Scikit-learn is a free Python library dedicated to automatic learning. It is developed by many contributors, particularly in the academic world, by French institutes of higher education and research such as Inria and Télécom ParisTech.
The Scikit-Learn API is consistent:
- Estimators are objects used to estimate certain parameters based on a data set.
- The estimation is performed by the fit() method, to which only one data set is transmitted as a parameter in unsupervised learning, and two parameters in supervised one (the second one containing the labels)
- Any other parameter necessary to guide the estimation process is a hyperparameter defined as an instance variable, to be passed to the constructor.
- Transformers are estimators that can transform a dataset.
- This transformation is done, after a fit(), via the transform() method, which returns the transformed dataset.
- The fit_transform() method does both, sometimes in an optimized way.

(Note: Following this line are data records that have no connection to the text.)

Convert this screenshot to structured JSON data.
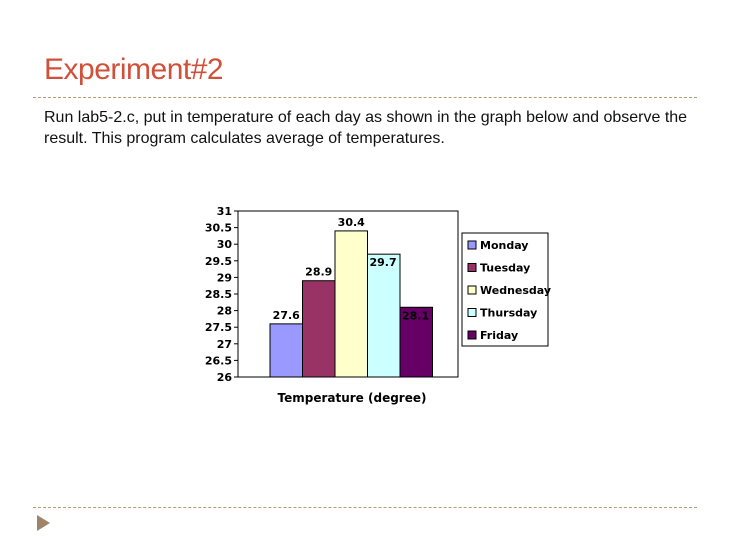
{
  "slide": {
    "title": "Experiment#2",
    "body": "Run lab5-2.c, put in temperature of each day as shown in the graph below and observe the result. This program calculates average of temperatures."
  },
  "colors": {
    "title": "#d0503a",
    "rule": "#b89a74",
    "arrow": "#a08468"
  },
  "chart_data": {
    "type": "bar",
    "categories": [
      "Temperature (degree)"
    ],
    "xlabel": "Temperature (degree)",
    "ylabel": "",
    "ylim": [
      26,
      31
    ],
    "yticks": [
      "26",
      "26.5",
      "27",
      "27.5",
      "28",
      "28.5",
      "29",
      "29.5",
      "30",
      "30.5",
      "31"
    ],
    "grid": false,
    "legend_position": "right",
    "series": [
      {
        "name": "Monday",
        "values": [
          27.6
        ],
        "label": "27.6",
        "color": "#9999ff"
      },
      {
        "name": "Tuesday",
        "values": [
          28.9
        ],
        "label": "28.9",
        "color": "#993366"
      },
      {
        "name": "Wednesday",
        "values": [
          30.4
        ],
        "label": "30.4",
        "color": "#ffffcc"
      },
      {
        "name": "Thursday",
        "values": [
          29.7
        ],
        "label": "29.7",
        "color": "#ccffff"
      },
      {
        "name": "Friday",
        "values": [
          28.1
        ],
        "label": "28.1",
        "color": "#660066"
      }
    ]
  }
}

- Predictors are estimators that can make predictions from a dataset (see the LinearRegression model).
- This is done using the predict() method, which returns the corresponding predictions from a new dataset.
- A predictor also has a score() method, which uses a test set (and labels, in the supervised case) to measure the quality of predictions.
All the hyperparameters of an estimator are accessible, and all the parameters learned by the latter (via public instance variables terminated by a low dash).
Data sets are represented as numpy arrays or scipy sparce matrices. Hyperparameters are strings of characters or common python numbers: sklearn does not use exotic classes.
Finally, Scikit-Learn provides reasonable default values for most parameters, allowing you to easily and quickly create an operational basic system.